I heard lots of great stories about what was happening at the times, I thought: I have to do it again. I got ten wrestlers and I used old stories, but when I’m working, everything I do has to have that feeling that what I’m doing is something new and that it hasn’t been done before. Then we created some sort of a musical performance or theater based on those old stories. It was great. It was wonderful. The work I did with the wrestlers was an example of what I like to do— pure musical projects where I only play music. This includes projects with machines or ballerinas. Those projects are another part of me and I like visual things in a manner that I feel people haven’t done before. At the moment I’m working with a ballerina—I never thought that I would ever work with a ballerina [laughing]. I like to amuse myself by doing different things and the wrestling project was really a great opportunity to get to know all those guys that I never knew existed. It’s really crazy sometimes what can be cool.

Earth Machine Music is another experience for you, consisting of farmyard sounds and machines that you trigger with your accordion.

For Earth Machine Music, I recorded sounds in the country and made music out of it. Some of the sounds are triggered by the accordion and sometimes I use those sources of sounds during the performances like driving the tractor in front of the audience and putting microphones on the engine. Using all that gear as a sound source is great and in moments like that it is very visual. The audience can actually see what those sounds are like, as well as the music composed for those sounds.

What sort of moods and ambiances did you seek to capture on EMM?

 I’m someone that was born in the countryside and for the last 20 years I’ve been living in Helsinki. I feel people are not really interested in what is happening in the countryside at the moment. Most of the time, when we hear news from the countryside, it’s either bad news or sad news. Therefore I did this project from a different angle and I did it by performing for people in the countryside. All of the concerts were done in the countryside. For example, for the concerts in England, people had to travel from the cities into the countryside where the farms were. I felt very strongly that I had to be there and work with those people, even though they didn’t have a clue what I was doing. They were very nice and open-minded, and were both willing to participate, and very grateful that someone was interested in them. Also there was a social aspect to this project.
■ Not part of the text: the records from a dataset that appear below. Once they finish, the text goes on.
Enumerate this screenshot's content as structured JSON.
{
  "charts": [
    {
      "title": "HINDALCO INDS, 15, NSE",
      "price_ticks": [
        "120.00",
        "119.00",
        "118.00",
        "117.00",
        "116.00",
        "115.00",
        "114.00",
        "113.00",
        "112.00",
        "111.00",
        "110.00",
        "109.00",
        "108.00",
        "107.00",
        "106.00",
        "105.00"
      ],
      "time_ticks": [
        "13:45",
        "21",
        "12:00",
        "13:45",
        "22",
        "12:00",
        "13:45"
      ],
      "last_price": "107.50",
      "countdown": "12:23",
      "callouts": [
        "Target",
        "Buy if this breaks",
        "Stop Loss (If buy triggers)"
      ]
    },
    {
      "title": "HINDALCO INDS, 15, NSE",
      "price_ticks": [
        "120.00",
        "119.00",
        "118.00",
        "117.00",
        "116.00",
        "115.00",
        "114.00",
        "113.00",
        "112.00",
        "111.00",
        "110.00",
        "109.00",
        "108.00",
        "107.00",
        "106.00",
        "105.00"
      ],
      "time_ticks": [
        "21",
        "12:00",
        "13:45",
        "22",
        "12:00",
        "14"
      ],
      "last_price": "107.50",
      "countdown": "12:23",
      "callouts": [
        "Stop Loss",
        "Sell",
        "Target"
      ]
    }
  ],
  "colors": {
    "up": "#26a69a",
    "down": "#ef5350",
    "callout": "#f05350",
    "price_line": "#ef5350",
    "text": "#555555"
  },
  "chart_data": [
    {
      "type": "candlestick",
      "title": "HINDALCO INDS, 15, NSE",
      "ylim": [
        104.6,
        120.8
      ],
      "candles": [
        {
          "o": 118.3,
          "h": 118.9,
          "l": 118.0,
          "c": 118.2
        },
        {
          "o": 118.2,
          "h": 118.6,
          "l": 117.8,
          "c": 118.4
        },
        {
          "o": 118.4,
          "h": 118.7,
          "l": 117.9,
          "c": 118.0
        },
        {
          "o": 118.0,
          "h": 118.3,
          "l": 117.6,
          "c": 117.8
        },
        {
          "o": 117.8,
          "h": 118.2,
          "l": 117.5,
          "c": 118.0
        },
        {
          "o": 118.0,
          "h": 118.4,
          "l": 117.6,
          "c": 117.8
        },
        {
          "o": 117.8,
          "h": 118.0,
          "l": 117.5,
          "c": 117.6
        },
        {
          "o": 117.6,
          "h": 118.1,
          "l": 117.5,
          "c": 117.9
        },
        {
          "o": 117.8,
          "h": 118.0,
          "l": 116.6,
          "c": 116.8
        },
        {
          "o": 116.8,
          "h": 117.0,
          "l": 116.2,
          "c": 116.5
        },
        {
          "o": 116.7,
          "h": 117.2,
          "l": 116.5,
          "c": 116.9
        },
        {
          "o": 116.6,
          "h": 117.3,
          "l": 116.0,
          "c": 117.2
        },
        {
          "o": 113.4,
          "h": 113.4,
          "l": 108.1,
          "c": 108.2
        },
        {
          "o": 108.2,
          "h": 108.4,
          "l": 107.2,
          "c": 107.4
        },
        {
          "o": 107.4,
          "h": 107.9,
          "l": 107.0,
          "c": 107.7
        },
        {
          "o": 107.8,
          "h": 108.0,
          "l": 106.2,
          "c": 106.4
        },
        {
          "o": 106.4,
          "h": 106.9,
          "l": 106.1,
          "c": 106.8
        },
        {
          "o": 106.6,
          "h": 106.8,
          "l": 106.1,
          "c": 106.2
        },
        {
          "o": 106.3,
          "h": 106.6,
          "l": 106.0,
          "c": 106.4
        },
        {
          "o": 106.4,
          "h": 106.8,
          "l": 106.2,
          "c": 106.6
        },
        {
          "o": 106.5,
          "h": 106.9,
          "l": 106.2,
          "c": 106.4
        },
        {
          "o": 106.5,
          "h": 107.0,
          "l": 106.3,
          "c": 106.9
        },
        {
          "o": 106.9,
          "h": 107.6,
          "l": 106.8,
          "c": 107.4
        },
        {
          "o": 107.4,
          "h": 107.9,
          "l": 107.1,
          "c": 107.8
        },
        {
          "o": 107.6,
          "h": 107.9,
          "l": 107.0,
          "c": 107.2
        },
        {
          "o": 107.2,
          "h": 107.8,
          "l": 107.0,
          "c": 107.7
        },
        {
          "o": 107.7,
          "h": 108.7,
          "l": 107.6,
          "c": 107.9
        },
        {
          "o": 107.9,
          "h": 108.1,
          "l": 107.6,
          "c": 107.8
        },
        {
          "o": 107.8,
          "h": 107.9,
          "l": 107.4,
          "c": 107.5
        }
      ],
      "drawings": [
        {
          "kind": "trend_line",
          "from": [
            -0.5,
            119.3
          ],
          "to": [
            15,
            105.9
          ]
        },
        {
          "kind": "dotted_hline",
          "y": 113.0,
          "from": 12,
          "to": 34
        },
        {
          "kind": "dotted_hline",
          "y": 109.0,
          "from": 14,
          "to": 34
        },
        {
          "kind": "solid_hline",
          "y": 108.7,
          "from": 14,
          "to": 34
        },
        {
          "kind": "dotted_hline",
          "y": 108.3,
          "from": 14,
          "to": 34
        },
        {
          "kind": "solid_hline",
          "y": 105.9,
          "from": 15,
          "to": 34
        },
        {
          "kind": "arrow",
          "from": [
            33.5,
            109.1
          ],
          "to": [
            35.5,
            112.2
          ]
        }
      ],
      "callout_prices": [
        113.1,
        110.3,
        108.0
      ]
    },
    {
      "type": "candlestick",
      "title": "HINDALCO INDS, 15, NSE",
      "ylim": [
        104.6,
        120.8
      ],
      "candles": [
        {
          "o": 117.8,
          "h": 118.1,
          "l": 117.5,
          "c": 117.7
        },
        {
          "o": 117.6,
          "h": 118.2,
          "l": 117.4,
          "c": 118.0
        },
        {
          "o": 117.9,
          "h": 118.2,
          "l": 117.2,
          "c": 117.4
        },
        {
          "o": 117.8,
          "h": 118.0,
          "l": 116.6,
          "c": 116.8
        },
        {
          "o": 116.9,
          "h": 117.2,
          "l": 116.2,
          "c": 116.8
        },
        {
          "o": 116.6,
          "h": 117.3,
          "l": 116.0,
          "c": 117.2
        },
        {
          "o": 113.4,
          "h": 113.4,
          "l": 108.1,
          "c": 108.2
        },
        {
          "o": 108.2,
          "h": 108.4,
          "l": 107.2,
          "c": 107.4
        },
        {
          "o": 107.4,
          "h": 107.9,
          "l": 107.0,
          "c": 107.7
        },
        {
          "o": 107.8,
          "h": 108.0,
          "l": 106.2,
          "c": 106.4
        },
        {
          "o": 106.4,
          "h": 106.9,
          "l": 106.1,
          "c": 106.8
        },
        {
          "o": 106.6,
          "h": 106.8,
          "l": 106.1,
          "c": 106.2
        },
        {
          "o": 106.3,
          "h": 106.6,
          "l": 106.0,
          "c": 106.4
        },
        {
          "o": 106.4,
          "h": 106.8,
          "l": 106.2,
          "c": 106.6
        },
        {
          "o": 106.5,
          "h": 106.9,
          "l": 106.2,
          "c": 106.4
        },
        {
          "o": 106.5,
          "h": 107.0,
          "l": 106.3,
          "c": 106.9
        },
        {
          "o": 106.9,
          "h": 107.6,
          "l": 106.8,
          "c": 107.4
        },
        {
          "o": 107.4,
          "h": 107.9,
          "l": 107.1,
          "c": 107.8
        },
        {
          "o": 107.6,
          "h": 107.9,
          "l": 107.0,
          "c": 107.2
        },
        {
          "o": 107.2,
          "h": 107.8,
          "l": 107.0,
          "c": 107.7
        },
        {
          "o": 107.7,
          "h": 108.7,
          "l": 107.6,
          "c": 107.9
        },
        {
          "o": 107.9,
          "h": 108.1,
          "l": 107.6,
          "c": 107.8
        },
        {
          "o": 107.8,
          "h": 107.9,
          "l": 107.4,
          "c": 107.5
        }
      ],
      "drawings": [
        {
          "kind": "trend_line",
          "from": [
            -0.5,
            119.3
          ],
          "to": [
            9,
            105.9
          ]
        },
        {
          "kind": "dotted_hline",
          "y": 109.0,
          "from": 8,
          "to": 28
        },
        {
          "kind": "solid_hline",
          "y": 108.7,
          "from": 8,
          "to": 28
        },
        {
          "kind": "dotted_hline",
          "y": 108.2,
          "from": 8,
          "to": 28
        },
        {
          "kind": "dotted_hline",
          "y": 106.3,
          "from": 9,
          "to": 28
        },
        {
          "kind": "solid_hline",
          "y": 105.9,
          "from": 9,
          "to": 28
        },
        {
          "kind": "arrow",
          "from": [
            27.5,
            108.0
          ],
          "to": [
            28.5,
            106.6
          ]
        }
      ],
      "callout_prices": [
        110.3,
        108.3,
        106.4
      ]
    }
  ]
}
murder balladsHow did the Murder Ballads project with Heikki Latinen come about?

Heikki Latinen is my mentor, a former teacher, and is someone who has always encouraged me to do my own thing. We got an offer from a festival to make this project about murders. In Finland, there were always songs with different angles towards murders. Of course, a murder is a horrible thing, but there is a black humor present in those songs. For example, those two guys that are featured on the front cover, I used to sing songs about them when I was younger. In a way, there was a kind of admiration for these guys.

I remember when I sang how one of them was addressing the other: “You kill this woman’s husband so I can marry that woman.” I remember when I was singing that song as a five year-old boy, there was an admiration. Therefore, when we set out to do this record, we wanted to have different angles to the subject—lamentations, different kinds of murder songs—and make a compilation out of it. Of course, making a record with a hero of mine, Hekki Latinen, means a lot to me.

 What inspires you to write new music as you simultaneously juggle various projects at the same time?

I work with sound and in my workspace I try to find new sounds through my accordions and with electronics. It is an endless world with new colors and sounds. That always keeps me busy and it gives me energy to come up with something new. At the moment, I have a new duo, but this time it’s with my daughter, who is 17. She plays drums. That is a beautiful collaboration, and I’m also working with a ballerina. It all depends on who you are working with and how you perceive that person. That also gives you ideas. These are probably the main things. And whenever I have nothing to do I always improvise, which always gives something.